I mean, we swap books all the time and I love it – not only is my nightside table always full, but I get a unique portrait of the man who raised me through his literary choices. It shifts over time, but he can always mow through a good Lincoln biography or fighter pilot tale. Lately though his interests have been leaning toward the introspective – stories that question the meaning of life or the value of life or the point of life or something.
Dad’s been gettin all metaphysical on my ass, which should make you giggle if you know my dad. So I was totally lulled into complacency by Thornton Wilder’s contemplative Pulitzer Prize winner when WHAM! Some guy is getting his balls shot off. Holy explicit sex scenes and multi-orgasmic women dad! Could you give me a little warning beforehand?
I know I probably sound like a prude, but it kinda catches you off guard when the last book Dad sent was about a priest questioning people’s inherent goodness and all the sudden I’m reading very explicit descriptions of mobsters drilling people’s faces off and women getting, er, shtupped into oblivion.
There was a rather good story line and a grander moral point in there somewhere, but as Peter Kurth notes over at Salon, “damned if you can tell what it is amid all those power dicks and severed limbs.” I felt kinda naughty reading it, like a 12 year old with a pilfered Playboy. And then I thought about my dad reading it, and it kinda made me want to stick my fingers in my ears and go “LA LA LA LA LA I DON’T WANT TO KNOW!”
So few nights ago I brought this up with him over Skype.
“Yeah, so I starting reading that book you sent.”
“Oh?
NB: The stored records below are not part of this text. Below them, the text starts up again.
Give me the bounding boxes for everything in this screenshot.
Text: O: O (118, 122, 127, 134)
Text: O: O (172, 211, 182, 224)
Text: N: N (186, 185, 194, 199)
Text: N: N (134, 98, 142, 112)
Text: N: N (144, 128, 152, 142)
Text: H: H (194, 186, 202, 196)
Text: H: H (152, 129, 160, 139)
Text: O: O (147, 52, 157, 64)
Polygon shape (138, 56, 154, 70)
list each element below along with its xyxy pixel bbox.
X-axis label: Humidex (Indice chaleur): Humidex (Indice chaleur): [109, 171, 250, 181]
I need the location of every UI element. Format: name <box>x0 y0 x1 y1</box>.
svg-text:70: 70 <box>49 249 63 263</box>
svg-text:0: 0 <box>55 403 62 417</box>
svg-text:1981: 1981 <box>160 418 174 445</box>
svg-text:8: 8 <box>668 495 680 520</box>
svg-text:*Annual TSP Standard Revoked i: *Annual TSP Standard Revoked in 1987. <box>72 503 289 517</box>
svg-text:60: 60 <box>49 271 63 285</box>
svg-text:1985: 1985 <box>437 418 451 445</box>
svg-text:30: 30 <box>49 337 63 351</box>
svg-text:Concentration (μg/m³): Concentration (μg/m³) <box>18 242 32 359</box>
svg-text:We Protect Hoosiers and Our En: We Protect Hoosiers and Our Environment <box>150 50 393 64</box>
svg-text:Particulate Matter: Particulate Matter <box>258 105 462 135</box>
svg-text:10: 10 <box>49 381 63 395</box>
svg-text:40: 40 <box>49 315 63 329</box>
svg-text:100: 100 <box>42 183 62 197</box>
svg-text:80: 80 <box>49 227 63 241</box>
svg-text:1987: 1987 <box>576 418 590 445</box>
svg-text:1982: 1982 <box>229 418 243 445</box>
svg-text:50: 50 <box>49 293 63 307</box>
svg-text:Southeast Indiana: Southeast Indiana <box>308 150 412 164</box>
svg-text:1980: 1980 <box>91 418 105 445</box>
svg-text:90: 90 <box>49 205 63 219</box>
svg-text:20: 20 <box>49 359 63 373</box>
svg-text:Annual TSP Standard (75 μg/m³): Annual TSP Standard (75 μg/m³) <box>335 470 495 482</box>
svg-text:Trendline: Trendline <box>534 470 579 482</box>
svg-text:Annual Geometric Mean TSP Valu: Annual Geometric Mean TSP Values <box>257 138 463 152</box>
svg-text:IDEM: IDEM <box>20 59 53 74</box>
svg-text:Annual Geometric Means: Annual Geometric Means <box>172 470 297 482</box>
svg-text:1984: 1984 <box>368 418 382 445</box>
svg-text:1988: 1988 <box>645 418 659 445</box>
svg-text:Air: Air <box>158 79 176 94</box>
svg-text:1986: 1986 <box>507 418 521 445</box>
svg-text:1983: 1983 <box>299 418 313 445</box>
Which one?”
“Um, the one by Colin Harrison, called Afterburn? It’s really, um, descriptive. The details are quite, ah, visceral.”
“Vis-ah what?”
“Dad, there’s a whole lotta explicit sex and violence! What the hell!?”
He cracked a big smile. “I know! Isn’t it GREAT! I couldn’t put it down! Maybe you could write something like that someday!”
* * *
And today’s word is:
rougir
Pronunciation: roo-jeer
Definition: To blush, from embarrassment, nervousness or naughty novels. As in,
“Geezus Dad! Some parts of that book made me rougi jusqu’au blanc des yeux!” (blush to the whites of the eyes)
Oh my.
oh my is right! it was a good book though.